Карнэ Пьера Безухова - 34

Альтаф Гюльахмедов
Карнэ Пьера Безухова.Пиит
карнэ (от фр. carnet — записная книжка)


Пьер Безухов и Пиит.


''Ядый Мою Плоть и пиий Мою Кровь имать живот вечный''.


***

Князь Пьер украдкою зевнул прикрывшись ладошкою, дабы не показать, насколько бал сей ему наскучил своею добротелию да благопристойностию.

Друг Ржевский тож безрадостию мучился и словно конь застоявшийся копытом бил... сиречь сапогом начищенным.

-Да стой ты спокойнее, друг любезный! – упрекнул его Пьер. – Шуму на всю залу... оглядываются уж!

Ржевский еще раз пристукнул каблуком об белый лаконисский мрамор.

-Да я ж понимаешь – прям перед входом... вот незадача... в конскую лепеху наступил... вот теперь чищусь как могу! А то неприлично как-то!

Безухов, осторожно скосив глаза вниз, убедился в том, что поручику удалось избавиться от большей части навоза на сапогах. Отведя глаза он украдкой оглянулся.

-Перейдем-ка, брат, подалее! – предложил он. – Как-то здесь не по – благородному стало... амбре, да и вид не лестный. Как бы граф не осерчал!

Ржевский послушно отошел вместе с ним к колонне с огромаднейшей вазой какой-то египетской, которую, по слухам, граф Ростов из самой Александрии выписал... говорили будто в ней фараон какой-то, али другой какой большой чин старинный покоился с миром пока его, значит, из небытия в мир светский вместе с вазой и не продали.

Меж тем к куче растоптанного навоза сбежались лакеи.

-Кто ж наклал то так! – стало доноситься оттуда. –  Ах, охальник!!! Ну, прям, как конь! Перфилий, а ну ко по следам сходи... ты ж у нас к охотничьему делу привыкший... ща мы срамника этово мигом по следам найдем и его сиятельству все и докладаем! А уж он то!!!

Безухов со Ржевским спешно сделали круг по залу, по привычке путая след, до тех самых пор пока тот совсем уж, совершеннейшим образом, не истончился. Ржевский еще, по памяти своей партизанской, для верности и вытер сапоги о ковер хорасанский, что у ломберного стола лежал.

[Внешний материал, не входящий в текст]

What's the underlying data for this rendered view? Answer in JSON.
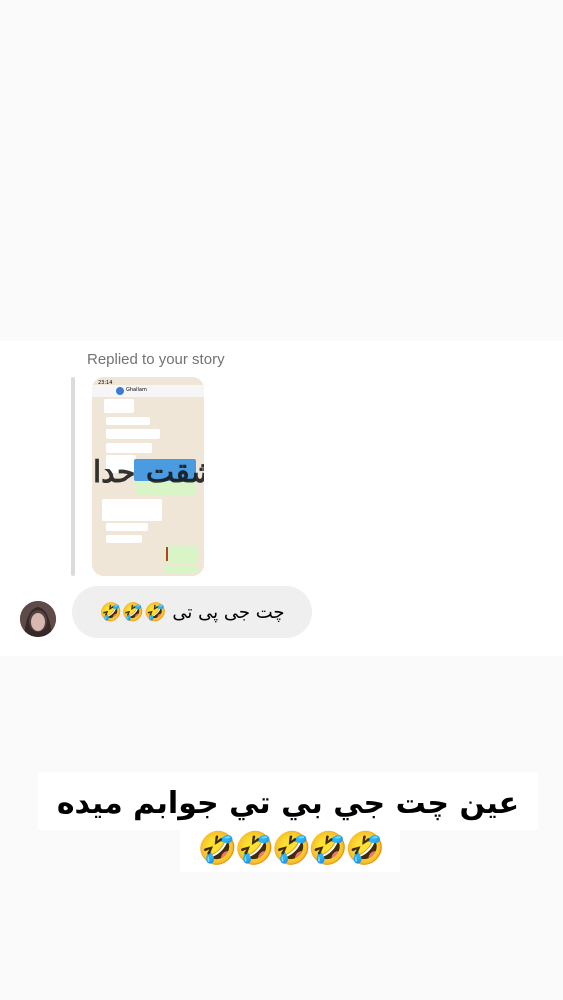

Лакеи – гончие долго шли по следу, а когда тот прервался, стали принюхиваться, и уже по запаху по обшибке вышли на барона Оппенгеймера, что как раз в тот момент горький, наплясавшись мазурки, сел отдышаться на диванчик, что у столика игрального располагался

-Ну, хоть какое развлечение! – заметил Ржевский глядя вместе с Безуховым, как лакеи бьют, а затем и выносят на воздух свежий тело барона сапогами вперед.

-Прав ты, друже Ржевский! – согласился Пьер и снова украдкой зевнул. – Поскудился граф наш Ростов на угощение да на затейства разные... ни маскараду, ни попойки... а ведь как раньше то до войны было!

-Да! – Ржевский мечтательно закатил глаза. – Как вспомнишь... осетров одних... и вдовушек!!!

-Осетров и вдов и сейчас найти можно... пару – тройку вон доедают за фуршетным столом. А вот остальное... хорошо хоть медвежатина удалась!

-Согласен. Спору нет – медвежатинка знатная... с чего бы это? Отродясь такой косолапой дичи не пробовал.

Безухов, прочистив платком стекла очков, поглядел как пары дам и кавалеров нудно и монотонно сходятся, да расходятся посередь зала... ответил не спеша и рассудительно.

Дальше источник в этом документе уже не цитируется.